If your pooch is reluctant to enter a dark room or is hesitant about going downstairs, this could be a sign you need to get their eyes checked over by a qualified vet. Whilst they may seem to improve during the day, it’s best to get this looked at before it progresses.

Once developed, this can lead to the pupils over dilating and eventually blindness.

Hip Dysplasia

This is a very common disease in most dogs and whilst we mainly see it in larger breeds like Labradors and Rottweiler’s, Corgis can be susceptible to this disease also.

The condition can gradually get worse and unfortunately there is no cure for it. But there is medication and treatment to help keep them comfortable and pain at a minimum.

These can include anti-inflammatory medications, physiotherapy, or if it has gotten to this stage, your vet may recommend surgery.

To help prevent this as much as possible, keep their weight down and feed them a correct diet to help promote healthy bones and keep them in good shape.

Von Willebrand’s Disease

Also known as VWD, this is a disorder which affects their ability to stop bleeding after an injury or surgery.

A Corgi which suffers with this has half the level of coagulation factors a normal dog will need to clot the blood and stop them from bleeding out. This is a form of protein.

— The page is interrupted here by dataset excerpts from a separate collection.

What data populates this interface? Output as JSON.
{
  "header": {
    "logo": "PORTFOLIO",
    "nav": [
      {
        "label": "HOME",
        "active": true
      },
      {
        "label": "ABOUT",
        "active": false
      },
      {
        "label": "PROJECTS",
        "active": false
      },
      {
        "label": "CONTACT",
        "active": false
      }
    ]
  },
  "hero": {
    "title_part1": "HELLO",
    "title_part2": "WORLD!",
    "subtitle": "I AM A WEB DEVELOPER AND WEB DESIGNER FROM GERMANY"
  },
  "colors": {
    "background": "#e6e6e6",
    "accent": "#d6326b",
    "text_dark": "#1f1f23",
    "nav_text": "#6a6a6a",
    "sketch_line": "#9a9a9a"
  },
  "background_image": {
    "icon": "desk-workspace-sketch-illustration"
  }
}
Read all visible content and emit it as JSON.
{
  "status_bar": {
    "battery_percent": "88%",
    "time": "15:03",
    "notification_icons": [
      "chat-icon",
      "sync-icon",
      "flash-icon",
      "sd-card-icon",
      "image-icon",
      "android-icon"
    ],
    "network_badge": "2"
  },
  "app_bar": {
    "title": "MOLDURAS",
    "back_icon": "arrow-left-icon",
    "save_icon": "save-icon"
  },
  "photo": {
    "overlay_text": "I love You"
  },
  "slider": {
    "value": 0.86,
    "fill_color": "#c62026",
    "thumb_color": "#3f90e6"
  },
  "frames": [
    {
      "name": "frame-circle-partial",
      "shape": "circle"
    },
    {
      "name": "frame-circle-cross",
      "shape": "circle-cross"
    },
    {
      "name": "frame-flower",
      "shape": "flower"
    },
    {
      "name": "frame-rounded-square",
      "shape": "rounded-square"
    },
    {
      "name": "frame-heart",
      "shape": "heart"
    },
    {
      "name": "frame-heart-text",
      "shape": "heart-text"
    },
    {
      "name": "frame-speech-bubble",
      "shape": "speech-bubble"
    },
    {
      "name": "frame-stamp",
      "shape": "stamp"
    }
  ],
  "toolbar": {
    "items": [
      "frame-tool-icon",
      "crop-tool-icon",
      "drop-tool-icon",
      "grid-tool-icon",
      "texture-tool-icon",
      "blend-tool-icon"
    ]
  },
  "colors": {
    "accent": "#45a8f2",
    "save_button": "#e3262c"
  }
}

If your Corgi is having constant nose bleeds, bruises easier than normal, or it has difficulty stemming the bleeding after surgery or an accident, it’s recommended to get it tested before things get worse.

Degenerative Myelopathy

DM is a disease which affects the white matter found in the spinal cord. This helps to send nerve signals up and down your spinal cord. When your Corgi is affected by Degenerative Myelopathy, these signals are lost as this white matter starts to break down.

Symptoms such as weakness in the hind limbs, wobbling, and eventually paralysis in their hind legs will be seen when they are affected with this disease. You may find that the signs are subtle to start with but can get progressively worse as time goes on.

Unfortunately, there is no cure for this degenerative disease except keeping them comfortable and as happy as possible.

Physiotherapy or a special harness can help keep them more comfortable when moving about. But this disease will only make them deteriorate in time.

Pembroke Welsh Corgis are full of life and character. If you welcome this amazing and adorable breed into your home, you will not only have a protector, but you will also have many days filled with entertainment and love. A breed fit for a Queen!